Ein Minarett der Zentralmoschee der DITIB ragt hinter Wohnhäusern in den Himmel. Foto: Rolf Vennenbernd/dpa/Archiv

Köln (dpa) – Die Direktorin des Frankfurter Forschungszentrums Globaler Islam, Susanne Schröter, befürchtet, dass der öffentliche Muezzinruf an der Ditib-Moschee in Köln von «islamistischen Hardlinern» als «Punktsieg» verstanden werden könnte. «Die Befürchtung habe ich einfach», sagte die Expertin am Freitag dem WDR. «Und dann dass dieses Signal eben auch an den türkischen Präsidenten geht.» Das halte sie «wirklich für ungut». Klar sei aber auch, dass in Deutschland die Religionsfreiheit gelte und auch die Freiheit der religiösen Praxis.

An der Zentralmoschee der Türkisch-Islamischen Union Ditib im Kölner Stadtteil Ehrenfeld soll am Freitag erstmals über Lautsprecher zum Gebet gerufen werden. Möglich wird das durch ein vorläufig auf zwei Jahre befristetes Pilotprojekt, das die Stadt Köln im vergangenen Jahr angekündigt hatte. Moscheegemeinden sollen dabei auf Antrag und unter Auflagen künftig ihre Gläubigen zum Gebet rufen dürfen.
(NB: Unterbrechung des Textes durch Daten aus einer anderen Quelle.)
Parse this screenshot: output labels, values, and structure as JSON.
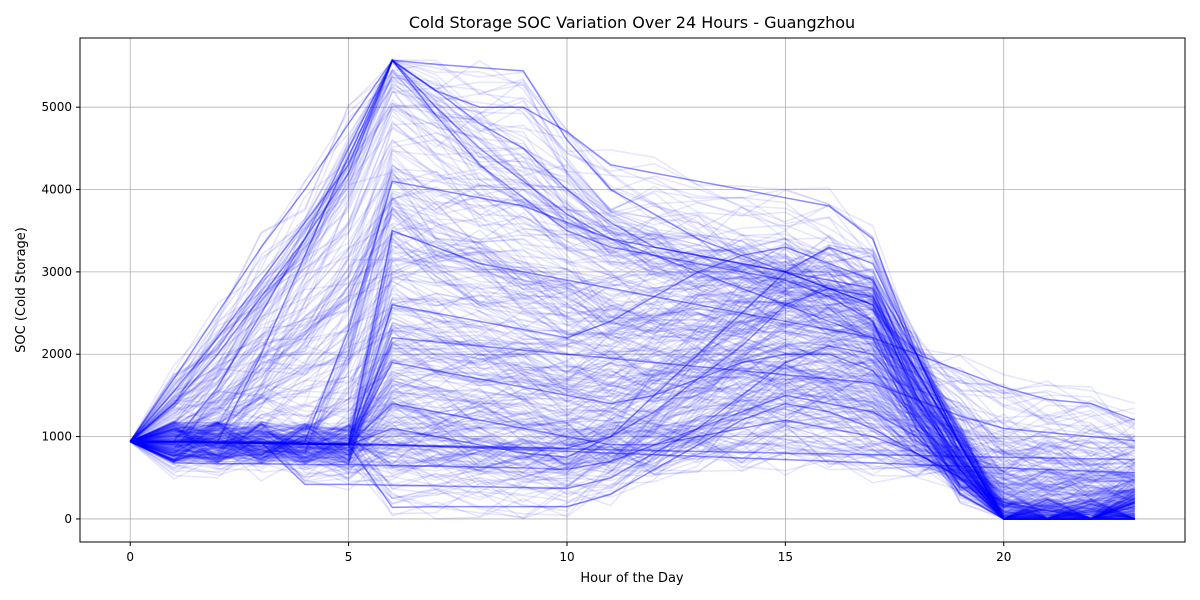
{
  "chart_data": {
    "type": "line",
    "title": "Cold Storage SOC Variation Over 24 Hours - Guangzhou",
    "xlabel": "Hour of the Day",
    "ylabel": "SOC (Cold Storage)",
    "xlim": [
      -1.15,
      24.15
    ],
    "ylim": [
      -280,
      5840
    ],
    "xticks": [
      0,
      5,
      10,
      15,
      20
    ],
    "yticks": [
      0,
      1000,
      2000,
      3000,
      4000,
      5000
    ],
    "grid": true,
    "line_color": "#0000ff",
    "line_alpha": 0.1,
    "series_count": 365,
    "hours": [
      0,
      1,
      2,
      3,
      4,
      5,
      6,
      7,
      8,
      9,
      10,
      11,
      12,
      13,
      14,
      15,
      16,
      17,
      18,
      19,
      20,
      21,
      22,
      23
    ],
    "representative_series": [
      {
        "values": [
          940,
          1550,
          2200,
          2900,
          3600,
          4300,
          5570,
          5520,
          5480,
          5440,
          4600,
          4000,
          3700,
          3400,
          3200,
          3000,
          2800,
          2600,
          1500,
          600,
          0,
          0,
          0,
          0
        ]
      },
      {
        "values": [
          940,
          1700,
          2500,
          3300,
          4000,
          4800,
          5570,
          4900,
          4300,
          3900,
          3500,
          3300,
          3200,
          3100,
          3000,
          2900,
          2700,
          2400,
          1200,
          400,
          0,
          0,
          0,
          200
        ]
      },
      {
        "values": [
          940,
          940,
          1600,
          2500,
          3400,
          4500,
          5570,
          5000,
          4500,
          4100,
          3700,
          3400,
          3200,
          3000,
          2800,
          2600,
          2400,
          2200,
          1100,
          300,
          0,
          0,
          0,
          250
        ]
      },
      {
        "values": [
          940,
          940,
          940,
          2000,
          3200,
          4400,
          5560,
          5200,
          4800,
          4500,
          4000,
          3600,
          3300,
          3200,
          3100,
          3000,
          2900,
          2800,
          1500,
          700,
          0,
          0,
          0,
          100
        ]
      },
      {
        "values": [
          940,
          930,
          920,
          920,
          920,
          920,
          900,
          880,
          860,
          840,
          820,
          800,
          780,
          760,
          740,
          720,
          700,
          680,
          660,
          640,
          620,
          600,
          580,
          560
        ]
      },
      {
        "values": [
          940,
          680,
          670,
          670,
          660,
          660,
          650,
          640,
          630,
          620,
          600,
          700,
          900,
          1100,
          1300,
          1500,
          1400,
          1300,
          1000,
          500,
          0,
          0,
          0,
          0
        ]
      },
      {
        "values": [
          940,
          940,
          930,
          930,
          920,
          910,
          1900,
          1800,
          1700,
          1600,
          1500,
          1400,
          1500,
          1700,
          1900,
          2000,
          2000,
          1800,
          1200,
          600,
          0,
          0,
          0,
          150
        ]
      },
      {
        "values": [
          940,
          940,
          930,
          920,
          910,
          900,
          900,
          890,
          880,
          870,
          860,
          1000,
          1300,
          1700,
          2100,
          2600,
          2800,
          2700,
          1800,
          900,
          0,
          0,
          0,
          200
        ]
      },
      {
        "values": [
          940,
          940,
          930,
          930,
          420,
          420,
          410,
          400,
          390,
          380,
          370,
          500,
          800,
          1100,
          1500,
          1900,
          2100,
          2000,
          1400,
          700,
          0,
          0,
          0,
          50
        ]
      },
      {
        "values": [
          940,
          940,
          940,
          940,
          940,
          2300,
          4100,
          4000,
          3900,
          3800,
          3600,
          3400,
          3300,
          3200,
          3100,
          3000,
          2800,
          2600,
          1800,
          900,
          0,
          0,
          0,
          0
        ]
      },
      {
        "values": [
          940,
          940,
          930,
          930,
          920,
          910,
          3500,
          3300,
          3100,
          3000,
          2900,
          2800,
          2700,
          2600,
          2500,
          2400,
          2300,
          2200,
          2000,
          1800,
          1600,
          1450,
          1400,
          1200
        ]
      },
      {
        "values": [
          940,
          940,
          930,
          930,
          920,
          910,
          2200,
          2150,
          2100,
          2050,
          2000,
          1950,
          1900,
          1850,
          1800,
          1750,
          1700,
          1650,
          1450,
          1250,
          1100,
          1050,
          1000,
          950
        ]
      },
      {
        "values": [
          940,
          1400,
          2000,
          2700,
          3400,
          4200,
          5570,
          5200,
          5000,
          5000,
          4700,
          4300,
          4200,
          4100,
          4000,
          3900,
          3800,
          3400,
          2000,
          900,
          0,
          0,
          0,
          0
        ]
      },
      {
        "values": [
          940,
          940,
          930,
          920,
          910,
          900,
          1400,
          1300,
          1200,
          1100,
          1000,
          900,
          900,
          1000,
          1100,
          1200,
          1100,
          1000,
          800,
          500,
          0,
          0,
          0,
          0
        ]
      },
      {
        "values": [
          940,
          940,
          930,
          920,
          910,
          900,
          2600,
          2500,
          2400,
          2300,
          2200,
          2400,
          2700,
          3000,
          3200,
          3300,
          3100,
          2900,
          2000,
          1000,
          0,
          0,
          0,
          300
        ]
      },
      {
        "values": [
          940,
          940,
          930,
          920,
          910,
          900,
          1100,
          1000,
          900,
          800,
          750,
          1000,
          1500,
          2000,
          2500,
          3000,
          3300,
          3100,
          2000,
          900,
          0,
          0,
          0,
          0
        ]
      },
      {
        "values": [
          940,
          940,
          930,
          920,
          910,
          900,
          140,
          150,
          150,
          150,
          150,
          300,
          600,
          900,
          1200,
          1400,
          1300,
          1100,
          800,
          500,
          200,
          100,
          0,
          0
        ]
      },
      {
        "values": [
          940,
          940,
          930,
          920,
          910,
          900,
          890,
          880,
          870,
          860,
          850,
          840,
          830,
          820,
          810,
          800,
          790,
          780,
          770,
          760,
          750,
          740,
          730,
          720
        ]
      }
    ]
  }
}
Die Stadt verwies auf die im Grundgesetz verbriefte Freiheit der Religionsausübung.

Allerdings gibt es auch kritische Stimmen. Der Berliner Islamismus-Experte Ahmad Mansour etwa bezeichnete den Muezzinruf als «Machtdemonstration des politischen Islam». Er erinnerte dabei daran, dass die Ditib der verlängerte Arm der türkischen Religionsbehörde in Ankara sei und Präsident Recep Tayyip Erdogan die Zentralmoschee in Köln-Ehrenfeld 2018 persönlich eröffnet habe.